LE CHAUFFEUR propose de patienter en regardant un DVD sur l'un des trois écrans plats installés dans son taxi. «Cela fera passer le temps», lâche-t-il dans un anglais mâtiné d'accent hindou. En cette matinée de printemps, l'autoroute de cheikh Zayed Road qui traverse la forêt de gratte-ciel de Dubaï est comme d'habitude embouteillée. Impossible d'avancer à cause des camions, des bétonnières et des bulldozers qui sillonnent de jour comme de nuit cette ville qui n'est plus qu'un immense chantier.
Au bord de la mer, les palaces tous plus luxueux les uns que les autres jaillissent les uns après les autres du sable. Au large, les pelleteuses s'agitent dans un grondement incessant pour construire 300 îles artificielles. Baptisées «The World» car elles représentent la carte géographique du monde, elles sont à vendre à l'unité ou par continent.

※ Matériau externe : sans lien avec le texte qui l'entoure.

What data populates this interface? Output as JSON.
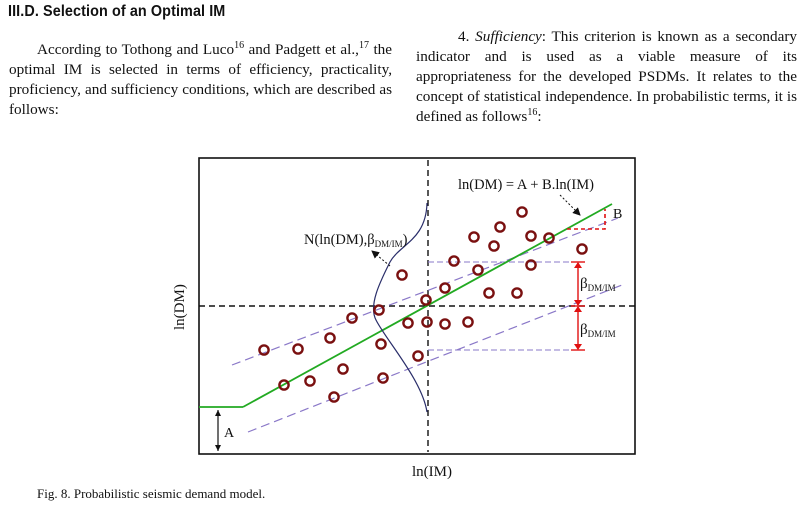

«La flambée des cours du pétrole a rendu le cheikh très optimiste et il en profite pour accélérer la transformation de la ville», constate un banquier britannique en arrêtant son 4 x 4 en bordure du désert devant un immense trou illuminé de nuit : «Ici en 2009, se dressera Burj Dubai, la plus haute tour du monde», annoncent fièrement les drapeaux qui claquent au vent. Les pieds dans le sable, deux chameaux, qui observent les grues d'un oeil torve, n'ont pas l'air bien impressionnés. Plus loin, déployant ses cartes sous le soleil brûlant de Dubaï, l'ingénieur Pierre-Alain Cadillon jubile : «Nous allons construire le plus grand métro automatique du monde. Le chantier va démarrer pour que les premiers passagers embarquent en 2009. Ce métro devrait transporter 23 000 voyageurs par heure en 2015.» Pour ce directeur d'Alcatel à qui le cheikh de Dubaï a confié les télécommunications du réseau (signalisation, panneaux d'affichage), «ce projet ferroviaire est l'un des plus sophistiqués du monde».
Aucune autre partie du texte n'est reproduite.